Alaska Gov. Walker issues disaster declaration after major earthquake damages infrastructure near Anchorage

  • A large earthquake has rocked buildings in Anchorage, prompting people to run out of offices and seek shelter under office desks.
  • The U.S. Geological Survey says the earthquake was centered about 7 miles north of Alaska's largest city.
A vehicle lies stranded on a collapsed roadway near the airport after an earthquake in Anchorage, Alaska, U.S. November 30, 2018. 
Nathaniel Wilder | Reuters
A vehicle lies stranded on a collapsed roadway near the airport after an earthquake in Anchorage, Alaska, U.S. November 30, 2018. 

A large earthquake has rocked buildings in Anchorage and caused lamp posts and trees to sway, prompting people to run out of offices and seek shelter under office desks.

The U.S. Geological Survey said the magnitude of the earthquake was 7.0, after initially giving a preliminary magnitude of 6.7.

Gov. Bill Walker issued a disaster declaration in the aftermath.

No tsunami danger exists for the U.S. west coast, British Columbia and Alaska, according to the US National Tsunami Warning Center. The center had initially issued a tsunami warning for coastal zones of southern Alaska.

Michael Burgy, a senior technician with the National Tsunami Warning Center in Palmer, Alaska, said the tsunami warning was automatically generated based on the quake's size and proximity to shore. Scientists monitored gauges to see if the quake generated big waves. Because there were none, they canceled the warning.

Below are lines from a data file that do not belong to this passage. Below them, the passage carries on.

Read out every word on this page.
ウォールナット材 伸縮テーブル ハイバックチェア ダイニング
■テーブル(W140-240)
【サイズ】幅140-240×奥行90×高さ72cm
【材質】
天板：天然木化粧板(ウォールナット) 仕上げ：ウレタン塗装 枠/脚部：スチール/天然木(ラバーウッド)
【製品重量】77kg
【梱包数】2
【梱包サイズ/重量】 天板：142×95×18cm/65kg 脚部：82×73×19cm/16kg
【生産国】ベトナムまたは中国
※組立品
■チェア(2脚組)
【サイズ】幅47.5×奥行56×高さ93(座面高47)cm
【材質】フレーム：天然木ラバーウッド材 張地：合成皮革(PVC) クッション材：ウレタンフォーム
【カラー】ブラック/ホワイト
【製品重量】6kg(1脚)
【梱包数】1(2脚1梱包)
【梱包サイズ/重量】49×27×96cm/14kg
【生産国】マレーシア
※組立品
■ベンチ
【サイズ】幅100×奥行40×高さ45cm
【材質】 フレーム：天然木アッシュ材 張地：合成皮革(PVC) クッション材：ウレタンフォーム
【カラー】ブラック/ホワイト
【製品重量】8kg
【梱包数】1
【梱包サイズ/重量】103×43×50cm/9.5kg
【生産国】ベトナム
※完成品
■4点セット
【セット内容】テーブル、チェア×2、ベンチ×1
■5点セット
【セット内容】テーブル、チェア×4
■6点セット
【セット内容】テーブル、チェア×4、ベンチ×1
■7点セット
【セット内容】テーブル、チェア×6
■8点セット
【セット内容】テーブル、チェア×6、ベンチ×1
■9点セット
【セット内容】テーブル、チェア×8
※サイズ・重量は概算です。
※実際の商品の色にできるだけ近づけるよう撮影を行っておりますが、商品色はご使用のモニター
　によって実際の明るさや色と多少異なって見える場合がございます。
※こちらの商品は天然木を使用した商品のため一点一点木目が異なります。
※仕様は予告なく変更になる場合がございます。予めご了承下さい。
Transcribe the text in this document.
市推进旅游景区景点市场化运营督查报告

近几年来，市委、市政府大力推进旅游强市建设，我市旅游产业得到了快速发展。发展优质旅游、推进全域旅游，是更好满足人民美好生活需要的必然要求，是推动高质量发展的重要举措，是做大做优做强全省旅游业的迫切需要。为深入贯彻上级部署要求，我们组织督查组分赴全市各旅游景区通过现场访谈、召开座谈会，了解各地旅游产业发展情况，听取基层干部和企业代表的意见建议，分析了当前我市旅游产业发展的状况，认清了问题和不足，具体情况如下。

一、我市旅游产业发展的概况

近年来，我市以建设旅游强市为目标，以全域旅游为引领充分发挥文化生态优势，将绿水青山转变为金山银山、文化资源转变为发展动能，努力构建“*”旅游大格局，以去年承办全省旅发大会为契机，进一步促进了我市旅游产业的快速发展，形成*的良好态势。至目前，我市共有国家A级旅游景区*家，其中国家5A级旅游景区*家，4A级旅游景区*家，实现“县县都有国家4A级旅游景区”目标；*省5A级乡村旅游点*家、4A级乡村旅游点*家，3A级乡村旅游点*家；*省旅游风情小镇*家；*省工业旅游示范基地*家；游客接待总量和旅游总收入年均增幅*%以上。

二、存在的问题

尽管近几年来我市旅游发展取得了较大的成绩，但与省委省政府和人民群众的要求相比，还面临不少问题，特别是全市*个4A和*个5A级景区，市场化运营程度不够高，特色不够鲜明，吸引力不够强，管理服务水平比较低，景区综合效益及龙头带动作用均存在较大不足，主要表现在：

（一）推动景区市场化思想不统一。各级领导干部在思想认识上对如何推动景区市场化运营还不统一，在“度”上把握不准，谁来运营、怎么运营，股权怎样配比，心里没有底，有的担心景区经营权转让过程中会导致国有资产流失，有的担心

USGS says the earthquake Friday morning was centered about 7 miles (12 kilometers) north of Alaska's largest city, with a population of about 300,000. There were no immediate reports of any deaths or serious injuries.

People went back inside buildings after the earthquake but a smaller 5.8 magnitude aftershock a short time later sent them running back into the streets again.

Cracks could be seen in a two-story downtown Anchorage building, and photographs posted to social media showed fractured roads and collapsed ceiling tiles at an Anchorage high school. One image showed a car stranded on an island of pavement, surrounded by cavernous cracks where the earthquake split the road.

Cereal boxes and packages of batteries littered the floor of a grocery store, and picture frames and mirrors were knocked from living room walls.

All flights were halted at the airport after the quake knocked out telephones and forced the evacuation of the control tower, and the 800-mile Alaska oil pipeline was shut down while crews were sent to inspect it for damage.

Anchorage's school system canceled classes and asked parents to pick up their children while it examined buildings for gas leaks or other damage. Officials opened an Anchorage convention center as an emergency shelter.

Alaska averages 40,000 earthquakes per year, with more large quakes than the other 49 states combined.

Southern Alaska has a high risk of earthquakes due to tectonic plates sliding past each other under the region. According to the U.S. Geological Survey, the Pacific plate is sliding northwestward and plunges beneath the North American plate in southern Alaska, the Alaska Peninsula and the Aleutian Islands.

Alaska has been hit by a number of powerful quakes over 7.0 magnitude in recent decades, including a 7.9 that hit last January southeast of Kodiak Island. But it is rare for a quake this big to strike so close such a heavily populated area.

On March 27, 1964, Alaska was hit by a magnitude 9.2 earthquake, the strongest recorded in U.S. history, centered about 75 miles (120 kilometers) east of Anchorage. The quake, which lasted about 4½ minutes, and the tsunami it triggered claimed about 130 lives.

President Donald Trump, who is in Argentina for the G-20 summit, tweeted about the earthquake and told Alaskans "Your Federal Government will spare no expense."

NBC affiliate KTUU was knocked off the air due to the quake, according to NBC News. A reporter at KTVA, a CBS affiliate, tweeted a picture of its damaged newsroom.